Spokesperson for the Russian Foreign Ministry Maria Zakharova, denied that Russia acted intentionally.
“The Finnish authorities are starting to make lame excuses and stir up Russophobic feelings,” he said.
Finland’s traditionally friendly relationship with its eastern neighbor has deteriorated since Russia’s invasion of Ukraine in 2022.
After Finland reversed its decades-long policy of military non-alignment and joined NATO in April, Moscow warned of “countermeasures”.
“Russia and the West, including Finland, are in a very deep conflict,” he says.
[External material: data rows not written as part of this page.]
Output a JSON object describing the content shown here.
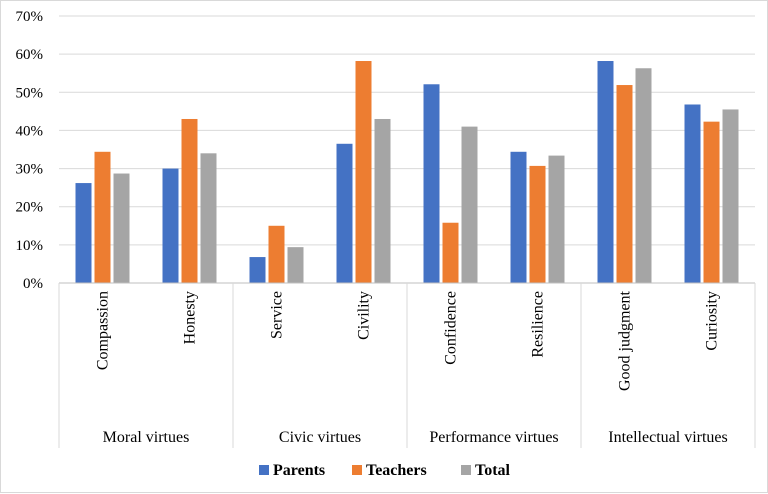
{
  "chart_data": {
    "type": "bar",
    "title": "",
    "xlabel": "",
    "ylabel": "",
    "ylim": [
      0,
      0.7
    ],
    "y_ticks": [
      0,
      0.1,
      0.2,
      0.3,
      0.4,
      0.5,
      0.6,
      0.7
    ],
    "y_tick_labels": [
      "0%",
      "10%",
      "20%",
      "30%",
      "40%",
      "50%",
      "60%",
      "70%"
    ],
    "grid": true,
    "legend_position": "bottom",
    "categories": [
      "Compassion",
      "Honesty",
      "Service",
      "Civility",
      "Confidence",
      "Resilience",
      "Good judgment",
      "Curiosity"
    ],
    "groups": [
      {
        "label": "Moral virtues",
        "categories": [
          "Compassion",
          "Honesty"
        ]
      },
      {
        "label": "Civic virtues",
        "categories": [
          "Service",
          "Civility"
        ]
      },
      {
        "label": "Performance virtues",
        "categories": [
          "Confidence",
          "Resilience"
        ]
      },
      {
        "label": "Intellectual virtues",
        "categories": [
          "Good judgment",
          "Curiosity"
        ]
      }
    ],
    "series": [
      {
        "name": "Parents",
        "color": "#4472c4",
        "values": [
          0.262,
          0.3,
          0.068,
          0.365,
          0.521,
          0.344,
          0.582,
          0.468
        ]
      },
      {
        "name": "Teachers",
        "color": "#ed7d31",
        "values": [
          0.344,
          0.43,
          0.15,
          0.582,
          0.158,
          0.307,
          0.519,
          0.423
        ]
      },
      {
        "name": "Total",
        "color": "#a5a5a5",
        "values": [
          0.287,
          0.34,
          0.094,
          0.43,
          0.41,
          0.334,
          0.563,
          0.455
        ]
      }
    ]
  }
}
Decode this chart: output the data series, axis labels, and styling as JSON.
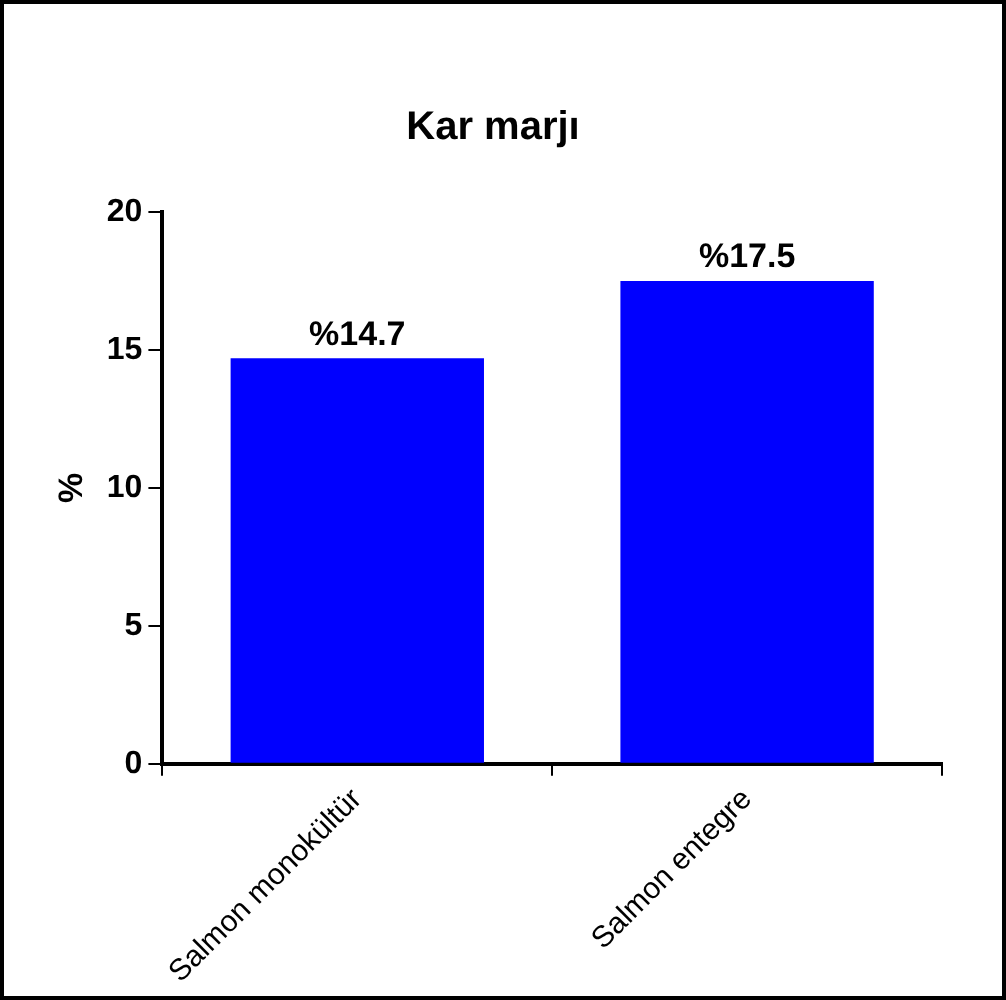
{
  "chart_data": {
    "type": "bar",
    "title": "Kar marjı",
    "ylabel": "%",
    "categories": [
      "Salmon monokültür",
      "Salmon entegre"
    ],
    "values": [
      14.7,
      17.5
    ],
    "color": "#0000ff",
    "value_labels": [
      "%14.7",
      "%17.5"
    ],
    "ylim": [
      0,
      20
    ],
    "yticks": [
      0,
      5,
      10,
      15,
      20
    ]
  }
}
Arkady Moshes, Director of the Russia Program at the Finnish Institute of International Affairs (FIIA). “Migration as a weapon is one of the tools” Russia has at its disposal.
Moshes said there are “parallels” with the Belarus-EU border crisis in 2021. The EU has claimed that President Alexander Lukashenko In retaliation for the sanctions, they pushed tens of thousands of migrants across the Belarusian border into Poland. “The Finnish government’s actions show that Poland’s experience has been taken into account,” Moshes said.
The European Union’s border protection agency, Frontex, announced on Thursday that it would send 50 officers to Finland to strengthen the country’s border controls.
Poland has tightened its border to resolve the crisis and Finnish authorities intend to do the same.
Anticipating that Moscow could use the migrants as political leverage, Finland began building a 200-kilometer-long fence along its Russian border in February. But only three kilometers of fence are finished.
In terms of information warfare, pushing people to the Finnish border may be “a double win situation for Russia,” believes Moshes.
Finland is left with two bad options: it can keep the border open and accept migrants or close the border completely. “If Finland doesn’t close its border… it will show that the West is weak,” Moshes claims in the eyes of Russia. If Finland closes the border, Russia could play the victim and call the reaction a “Russophobic action,” he added.
But the move also carries risks for Russia. The immigrants mostly come from the Middle East and Africa and do not have visas.
Pushing migrants to the Finnish side could draw criticism from Russia’s allies in the Middle East and the Muslim world. In addition, Russia has the responsibility to feed and house them as long as the migrants stay on Russian territory. “In the end, even Lukashenko. We had to build accommodation for these people,” explains Moshes.
With a growing number of migrants stuck at the border, Finland is now struggling to balance its security concerns and its human rights obligations.
“That is certainly one of the goals of hybrid warfare: to try to undermine important fundamental institutions of the state,” he said. Eeva NykanenProfessor of Law at the University of Eastern Finland.
The Finnish government has considered closing the border, but is aware of its international obligations.
The availability of places to apply for asylum “may be limited in exceptional cases,” but Finland is obliged to guarantee some access points, Nykanen explained.
Even if the border were completely closed, it is unclear how Finland would deal with those crossing wilderness areas illegally.
From a legal perspective, a migrant has the right to apply for asylum even if he enters illegally, said Nykanen.
As temperatures drop, it could also become ethically unacceptable for Finland to watch migrants freeze to death behind barbed wire fences. “This would be a humanitarian crisis that should be solved,” says Nykanen.